O veredicto de terça-feira do Supremo Tribunal britânico, que anulou a decisão do Governo de suspender o Parlamento durante cinco semanas, forçou Boris Johnson a mudar de planos, se quiser cumprir o “Brexit” a tempo e horas – 31 de Outubro. De regresso à Câmara dos Comuns, esta quarta-feira, para uma sessão plenária explosiva e atribulada, o primeiro-ministro conservador fez um desafio à oposição, que seria insólito, se o Reino Unido não estivesse a viver tempos extraordinários: apresentem uma moção de censura para derrubar o Governo e aceitem eleições antecipadas.

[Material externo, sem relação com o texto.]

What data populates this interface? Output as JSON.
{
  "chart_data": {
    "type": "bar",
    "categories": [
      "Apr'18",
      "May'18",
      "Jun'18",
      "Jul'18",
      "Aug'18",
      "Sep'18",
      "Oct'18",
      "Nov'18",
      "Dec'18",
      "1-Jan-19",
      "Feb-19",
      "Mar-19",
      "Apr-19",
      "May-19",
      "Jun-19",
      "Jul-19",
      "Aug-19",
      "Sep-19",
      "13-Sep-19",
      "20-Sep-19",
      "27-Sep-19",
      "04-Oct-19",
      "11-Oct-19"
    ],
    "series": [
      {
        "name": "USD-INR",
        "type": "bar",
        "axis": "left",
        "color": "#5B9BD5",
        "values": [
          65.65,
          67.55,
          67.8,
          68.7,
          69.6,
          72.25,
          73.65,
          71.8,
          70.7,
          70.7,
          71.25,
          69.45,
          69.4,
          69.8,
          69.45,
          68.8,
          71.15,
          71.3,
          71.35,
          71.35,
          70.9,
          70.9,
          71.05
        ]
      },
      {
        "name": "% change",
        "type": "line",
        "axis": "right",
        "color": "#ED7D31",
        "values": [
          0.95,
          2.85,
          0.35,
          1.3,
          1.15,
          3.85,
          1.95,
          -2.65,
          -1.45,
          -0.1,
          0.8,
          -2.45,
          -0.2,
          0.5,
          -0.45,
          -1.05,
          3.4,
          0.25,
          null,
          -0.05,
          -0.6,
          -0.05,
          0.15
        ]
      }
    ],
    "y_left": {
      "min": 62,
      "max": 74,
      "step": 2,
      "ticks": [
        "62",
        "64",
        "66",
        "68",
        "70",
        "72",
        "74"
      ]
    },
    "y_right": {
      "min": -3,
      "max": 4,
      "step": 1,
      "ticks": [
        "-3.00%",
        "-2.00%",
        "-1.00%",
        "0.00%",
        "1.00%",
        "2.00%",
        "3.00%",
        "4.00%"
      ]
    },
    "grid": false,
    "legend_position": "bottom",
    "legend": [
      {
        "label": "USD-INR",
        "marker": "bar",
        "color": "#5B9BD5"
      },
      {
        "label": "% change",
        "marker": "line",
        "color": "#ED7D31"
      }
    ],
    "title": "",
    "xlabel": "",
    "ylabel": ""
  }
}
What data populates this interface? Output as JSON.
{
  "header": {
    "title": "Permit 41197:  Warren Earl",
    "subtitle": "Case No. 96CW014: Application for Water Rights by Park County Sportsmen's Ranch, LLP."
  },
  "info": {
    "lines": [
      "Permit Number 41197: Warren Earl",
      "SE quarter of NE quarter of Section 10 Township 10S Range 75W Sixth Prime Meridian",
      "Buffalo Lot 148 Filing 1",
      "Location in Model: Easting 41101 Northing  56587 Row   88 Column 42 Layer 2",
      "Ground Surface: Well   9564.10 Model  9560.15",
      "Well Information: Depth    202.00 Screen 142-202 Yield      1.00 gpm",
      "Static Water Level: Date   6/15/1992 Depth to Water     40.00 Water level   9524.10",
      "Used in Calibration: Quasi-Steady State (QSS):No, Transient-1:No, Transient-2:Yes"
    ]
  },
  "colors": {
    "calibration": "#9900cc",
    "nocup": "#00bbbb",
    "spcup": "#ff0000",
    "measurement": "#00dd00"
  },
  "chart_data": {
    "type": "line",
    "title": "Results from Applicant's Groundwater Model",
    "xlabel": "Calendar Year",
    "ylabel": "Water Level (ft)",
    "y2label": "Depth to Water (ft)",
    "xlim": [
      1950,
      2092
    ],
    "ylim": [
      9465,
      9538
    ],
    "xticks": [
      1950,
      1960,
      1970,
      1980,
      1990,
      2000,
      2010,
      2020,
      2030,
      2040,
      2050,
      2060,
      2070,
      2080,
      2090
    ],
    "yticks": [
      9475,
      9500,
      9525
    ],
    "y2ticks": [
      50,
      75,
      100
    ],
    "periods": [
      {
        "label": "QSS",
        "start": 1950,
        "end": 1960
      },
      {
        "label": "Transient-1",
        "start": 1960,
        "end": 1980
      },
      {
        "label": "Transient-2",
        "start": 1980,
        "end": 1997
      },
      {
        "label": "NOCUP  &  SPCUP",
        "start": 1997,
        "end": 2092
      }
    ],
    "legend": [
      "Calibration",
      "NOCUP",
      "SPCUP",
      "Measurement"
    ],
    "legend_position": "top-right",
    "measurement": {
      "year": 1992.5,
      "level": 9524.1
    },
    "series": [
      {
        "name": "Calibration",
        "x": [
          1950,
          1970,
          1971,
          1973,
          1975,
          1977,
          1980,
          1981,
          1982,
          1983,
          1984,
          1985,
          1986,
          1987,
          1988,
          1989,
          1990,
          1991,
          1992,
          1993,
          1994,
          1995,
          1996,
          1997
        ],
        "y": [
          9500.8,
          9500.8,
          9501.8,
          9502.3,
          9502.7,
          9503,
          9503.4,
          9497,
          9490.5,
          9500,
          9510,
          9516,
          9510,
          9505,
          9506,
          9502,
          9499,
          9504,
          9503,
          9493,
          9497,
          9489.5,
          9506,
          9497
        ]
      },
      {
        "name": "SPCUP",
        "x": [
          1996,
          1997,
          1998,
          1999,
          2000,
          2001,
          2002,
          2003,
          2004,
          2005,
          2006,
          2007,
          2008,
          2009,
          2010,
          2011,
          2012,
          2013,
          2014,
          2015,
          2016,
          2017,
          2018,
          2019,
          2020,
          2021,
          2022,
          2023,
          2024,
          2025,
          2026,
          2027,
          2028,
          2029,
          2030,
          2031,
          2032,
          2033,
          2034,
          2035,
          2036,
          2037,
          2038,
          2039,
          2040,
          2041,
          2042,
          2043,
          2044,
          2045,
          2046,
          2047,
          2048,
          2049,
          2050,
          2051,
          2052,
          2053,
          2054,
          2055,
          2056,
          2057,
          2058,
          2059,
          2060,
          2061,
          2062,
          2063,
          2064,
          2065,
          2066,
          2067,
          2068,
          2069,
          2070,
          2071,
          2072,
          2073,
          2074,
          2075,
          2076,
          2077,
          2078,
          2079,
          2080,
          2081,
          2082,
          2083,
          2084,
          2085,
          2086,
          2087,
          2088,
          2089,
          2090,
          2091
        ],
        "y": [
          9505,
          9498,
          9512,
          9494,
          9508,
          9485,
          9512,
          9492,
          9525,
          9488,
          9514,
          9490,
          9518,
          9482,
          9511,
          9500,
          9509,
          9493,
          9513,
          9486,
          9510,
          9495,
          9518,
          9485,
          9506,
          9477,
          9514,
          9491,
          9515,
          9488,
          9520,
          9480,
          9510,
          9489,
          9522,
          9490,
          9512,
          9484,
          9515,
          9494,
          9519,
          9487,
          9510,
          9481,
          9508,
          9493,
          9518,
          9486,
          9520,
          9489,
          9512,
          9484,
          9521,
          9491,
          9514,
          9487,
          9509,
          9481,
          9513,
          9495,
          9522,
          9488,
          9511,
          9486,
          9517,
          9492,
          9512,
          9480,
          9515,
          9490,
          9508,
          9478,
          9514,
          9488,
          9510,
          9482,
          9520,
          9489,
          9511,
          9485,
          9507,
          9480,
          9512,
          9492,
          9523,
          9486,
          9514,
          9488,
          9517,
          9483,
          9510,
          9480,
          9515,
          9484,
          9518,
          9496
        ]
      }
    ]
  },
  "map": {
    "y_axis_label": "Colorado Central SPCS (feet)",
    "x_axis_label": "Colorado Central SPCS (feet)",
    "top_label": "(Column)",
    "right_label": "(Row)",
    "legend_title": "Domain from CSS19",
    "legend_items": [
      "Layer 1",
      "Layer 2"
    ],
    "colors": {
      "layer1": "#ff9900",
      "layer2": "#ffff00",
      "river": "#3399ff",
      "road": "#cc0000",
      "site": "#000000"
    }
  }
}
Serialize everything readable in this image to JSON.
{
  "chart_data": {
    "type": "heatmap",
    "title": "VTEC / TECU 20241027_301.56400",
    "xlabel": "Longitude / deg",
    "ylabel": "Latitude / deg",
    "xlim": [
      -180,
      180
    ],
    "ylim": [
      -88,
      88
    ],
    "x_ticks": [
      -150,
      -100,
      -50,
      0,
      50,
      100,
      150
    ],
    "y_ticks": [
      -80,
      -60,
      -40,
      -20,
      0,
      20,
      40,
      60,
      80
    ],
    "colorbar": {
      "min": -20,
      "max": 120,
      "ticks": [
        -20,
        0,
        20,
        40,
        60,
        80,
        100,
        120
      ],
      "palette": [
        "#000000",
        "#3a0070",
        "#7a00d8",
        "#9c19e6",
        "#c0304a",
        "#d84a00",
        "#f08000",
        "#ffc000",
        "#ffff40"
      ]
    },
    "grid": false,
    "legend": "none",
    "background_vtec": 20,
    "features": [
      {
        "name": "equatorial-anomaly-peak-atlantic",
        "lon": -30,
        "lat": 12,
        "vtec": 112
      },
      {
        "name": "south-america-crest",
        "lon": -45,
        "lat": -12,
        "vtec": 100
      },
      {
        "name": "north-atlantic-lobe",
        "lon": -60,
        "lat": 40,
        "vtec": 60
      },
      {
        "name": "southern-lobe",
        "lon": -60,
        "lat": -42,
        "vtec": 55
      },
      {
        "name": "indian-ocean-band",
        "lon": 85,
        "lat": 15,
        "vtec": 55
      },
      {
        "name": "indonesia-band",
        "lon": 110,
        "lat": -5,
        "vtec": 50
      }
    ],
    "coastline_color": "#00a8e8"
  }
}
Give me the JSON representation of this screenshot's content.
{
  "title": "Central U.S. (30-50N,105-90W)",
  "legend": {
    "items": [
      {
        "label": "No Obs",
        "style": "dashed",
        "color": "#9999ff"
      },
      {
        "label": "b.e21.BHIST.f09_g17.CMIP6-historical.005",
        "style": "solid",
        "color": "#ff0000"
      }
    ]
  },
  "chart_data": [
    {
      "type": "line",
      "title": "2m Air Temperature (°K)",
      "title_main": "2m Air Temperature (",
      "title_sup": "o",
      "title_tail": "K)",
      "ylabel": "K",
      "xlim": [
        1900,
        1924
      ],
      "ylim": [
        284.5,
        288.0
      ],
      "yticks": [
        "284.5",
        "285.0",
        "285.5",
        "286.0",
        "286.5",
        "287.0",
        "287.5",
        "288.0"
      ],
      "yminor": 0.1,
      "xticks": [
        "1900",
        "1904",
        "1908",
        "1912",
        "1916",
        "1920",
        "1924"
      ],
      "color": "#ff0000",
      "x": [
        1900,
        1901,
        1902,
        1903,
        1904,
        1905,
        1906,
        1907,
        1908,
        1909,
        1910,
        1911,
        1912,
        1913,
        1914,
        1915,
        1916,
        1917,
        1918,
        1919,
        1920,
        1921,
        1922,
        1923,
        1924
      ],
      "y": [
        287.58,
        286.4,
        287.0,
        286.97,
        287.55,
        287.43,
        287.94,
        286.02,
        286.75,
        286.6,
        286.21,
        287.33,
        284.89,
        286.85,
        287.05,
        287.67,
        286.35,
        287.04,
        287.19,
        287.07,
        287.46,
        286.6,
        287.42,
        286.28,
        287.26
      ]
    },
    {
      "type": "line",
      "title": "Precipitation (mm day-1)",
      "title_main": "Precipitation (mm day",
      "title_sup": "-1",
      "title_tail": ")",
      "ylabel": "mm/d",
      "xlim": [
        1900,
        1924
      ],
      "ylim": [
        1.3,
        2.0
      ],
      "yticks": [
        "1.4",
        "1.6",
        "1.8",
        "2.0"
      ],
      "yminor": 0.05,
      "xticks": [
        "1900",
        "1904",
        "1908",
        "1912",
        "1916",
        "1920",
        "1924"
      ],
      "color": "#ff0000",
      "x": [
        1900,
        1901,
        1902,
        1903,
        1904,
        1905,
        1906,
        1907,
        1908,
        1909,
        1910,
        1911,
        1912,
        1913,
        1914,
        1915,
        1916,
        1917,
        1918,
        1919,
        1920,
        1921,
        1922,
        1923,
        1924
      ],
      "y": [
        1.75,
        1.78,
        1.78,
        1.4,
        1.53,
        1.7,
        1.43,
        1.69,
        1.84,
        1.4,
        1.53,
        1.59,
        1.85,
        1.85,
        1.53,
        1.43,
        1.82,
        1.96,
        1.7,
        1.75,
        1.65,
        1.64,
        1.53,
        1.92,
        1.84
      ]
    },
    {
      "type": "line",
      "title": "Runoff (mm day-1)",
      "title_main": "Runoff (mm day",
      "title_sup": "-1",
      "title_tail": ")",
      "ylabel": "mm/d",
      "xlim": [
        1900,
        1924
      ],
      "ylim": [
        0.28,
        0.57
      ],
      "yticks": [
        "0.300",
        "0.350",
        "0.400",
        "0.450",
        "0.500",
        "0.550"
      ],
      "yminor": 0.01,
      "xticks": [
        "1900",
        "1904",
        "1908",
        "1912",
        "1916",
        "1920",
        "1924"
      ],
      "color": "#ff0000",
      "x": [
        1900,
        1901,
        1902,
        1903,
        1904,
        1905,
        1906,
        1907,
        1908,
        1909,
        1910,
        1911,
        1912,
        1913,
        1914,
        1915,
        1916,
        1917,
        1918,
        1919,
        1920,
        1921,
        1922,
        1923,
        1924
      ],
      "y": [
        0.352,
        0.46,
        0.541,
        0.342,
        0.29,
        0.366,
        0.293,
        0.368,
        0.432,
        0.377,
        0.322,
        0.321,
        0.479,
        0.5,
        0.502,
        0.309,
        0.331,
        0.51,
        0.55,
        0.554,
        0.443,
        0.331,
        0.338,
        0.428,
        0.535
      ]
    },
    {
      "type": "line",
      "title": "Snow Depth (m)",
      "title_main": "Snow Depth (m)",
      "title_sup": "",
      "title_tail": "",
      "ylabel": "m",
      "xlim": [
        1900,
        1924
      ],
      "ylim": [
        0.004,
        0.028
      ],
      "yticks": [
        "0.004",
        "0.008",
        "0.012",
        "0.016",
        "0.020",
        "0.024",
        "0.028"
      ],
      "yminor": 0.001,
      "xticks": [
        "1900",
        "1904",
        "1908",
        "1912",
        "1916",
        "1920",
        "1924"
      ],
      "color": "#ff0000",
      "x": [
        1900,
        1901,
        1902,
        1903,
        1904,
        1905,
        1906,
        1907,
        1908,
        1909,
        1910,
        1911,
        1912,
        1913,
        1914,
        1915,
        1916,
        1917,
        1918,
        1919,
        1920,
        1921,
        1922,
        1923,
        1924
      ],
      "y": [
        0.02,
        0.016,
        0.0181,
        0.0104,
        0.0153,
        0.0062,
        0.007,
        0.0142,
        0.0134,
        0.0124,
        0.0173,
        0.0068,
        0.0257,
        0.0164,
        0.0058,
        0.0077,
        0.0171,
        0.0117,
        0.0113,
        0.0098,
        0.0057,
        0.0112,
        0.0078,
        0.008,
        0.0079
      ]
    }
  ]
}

“Se o partido da oposição não confia no Governo, tem a hipótese de o provar. Têm a oportunidade de apresentar uma moção de censura e podemos votá-la já amanhã [quinta-feira]”, desafiou Johnson, numa intervenção duríssima, na qual acusou a oposição de “cobardia”, de ter “fugido para os tribunais”, em vez de aceitar eleições e de querer “trair a vontade do povo britânico”. “Será que têm coragem?”, questionou.

A proposta parece bizarra, mas encaixa perfeitamente na estratégia do executivo tory para convocar eleições e as transformar num autêntico referendo à saída do Reino Unido da União Europeia. De acordo com a legislação britânica, o Governo necessita de uma maioria de dois terços dos deputados para marcar uma nova votação. Sem maioria na Câmara dos Comuns e depois de chumbada, por duas vezes, essa proposta, Johnson vira-se para a moção de censura como uma potencial tábua de salvação.

Se a vencer – só precisa de maioria simples –, ganha novo fôlego para prosseguir as negociações com Bruxelas, tendo em vista a renegociação do acordo do “Brexit” – a grande prioridade do Governo, assegura Johnson. Se a perder, atira a pressão para cima dos ombros do Partido Trabalhista, que terá 14 dias para formar um executivo apoiado pelos restantes partidos da oposição, se quiser evitar o agendamento automático de eleições.

Mesmo que o resultado dessa solução passe por entregar as chaves do número 10 de Downing Street a Corbyn, Johnson evita a humilhação de ter de se contradizer e pedir à UE novo adiamento do “Brexit”. Deixa esse trabalho ingrato para o líder trabalhista, ou qualquer outro que o queira fazer, e aposta tudo numa eleição que Corbyn já disse também querer e que só não a convoca já porque prefere primeiro excluir um cenário de no-deal.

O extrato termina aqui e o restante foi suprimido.